Note 3.    New Accounting Pronouncements

           In November 2002, the Financial Accounting Standards Board ("FASB")
issued FASB Interpretation No. 45, "Guarantor's Accounting and Disclosure
Requirements for Guarantees, Including Indirect Guarantees of Indebtedness of
Others" ("FIN 45"). FIN 45 clarifies the requirements for a guarantor's
accounting for and disclosures of certain guarantees issued and outstanding. The
provisions of FIN 45 apply to guarantee contracts that contingently require the
guarantor to make payments (in cash, financial instruments, other assets, shares
of stock or provision of services) to the guaranteed party for guarantees such
as: a financial standby letter of credit; a market value guarantee on either a
financial or nonfinancial asset owned by the guaranteed party; and a guarantee
of the collection of the scheduled contractual cash flows from financial assets
held by a special-purpose entity.
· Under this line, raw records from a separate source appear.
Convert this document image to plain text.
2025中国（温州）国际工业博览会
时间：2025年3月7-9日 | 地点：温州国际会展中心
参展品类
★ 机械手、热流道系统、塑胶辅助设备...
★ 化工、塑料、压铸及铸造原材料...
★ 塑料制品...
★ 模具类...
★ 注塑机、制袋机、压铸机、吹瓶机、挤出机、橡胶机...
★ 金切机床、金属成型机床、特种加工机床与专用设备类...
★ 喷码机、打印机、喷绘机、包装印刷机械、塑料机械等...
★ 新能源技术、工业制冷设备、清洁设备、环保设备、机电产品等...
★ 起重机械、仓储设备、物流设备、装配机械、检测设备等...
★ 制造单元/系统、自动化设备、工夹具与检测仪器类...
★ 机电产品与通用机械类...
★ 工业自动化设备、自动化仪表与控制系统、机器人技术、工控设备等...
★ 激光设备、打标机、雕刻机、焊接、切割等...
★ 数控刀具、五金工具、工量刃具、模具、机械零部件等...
FIN 45 also applies to indemnification
contracts and indirect guarantees of indebtedness of others. The requirements of
FIN 45 for the initial recognition and measurement of the liability for a
guarantor's obligations are to be applied only on a prospective basis to
guarantees issued or modified after December 31, 2002; however, the Company
provides product warranties, which are only subject to the disclosure
requirements under FIN 45. (See table below.) A subsidiary's guarantee of the
debt of its parent is not subject to the initial recognition and measurement
provisions of FIN 45 but are subject to its disclosure requirements. The Company
has adopted the disclosure requirements of FIN 45 and applied the recognition
and measurement provisions for all guarantees entered into or modified after
December 31, 2002, and noted no material effect on the financial condition or
results of operations of the Company.

           The reserve for product warranty claims consists of the following for
the third quarter and nine months ended September 29, 2002 and September 28,
2003, respectively:



                                             Third Quarter Ended                      Nine Months Ended
                                             --------------------                     -----------------
                                          Sept. 29,        Sept. 28,             Sept. 29,          Sept. 28,
                                            2002             2003                  2002               2003
                                          --------         ---------             --------           ---------
                                                                     (Thousands)
                                                                                       
Beginning balance...................      $ 35,765         $ 32,266              $ 37,641           $ 33,287
Charged to cost of products sold....         4,848            5,968                15,347             15,519
Deductions..........................        (6,433)          (6,198)              (18,808)           (16,770)
Other...............................           329                -                   329                  -
                                          --------         --------              --------           --------
Ending balance......................      $ 34,509         $ 32,036              $ 34,509           $ 32,036
                                          ========         ========              ========           ========



                                       9

                    BUILDING MATERIALS CORPORATION OF AMERICA

      NOTES TO CONSOLIDATED FINANCIAL STATEMENTS (Unaudited) - (Continued)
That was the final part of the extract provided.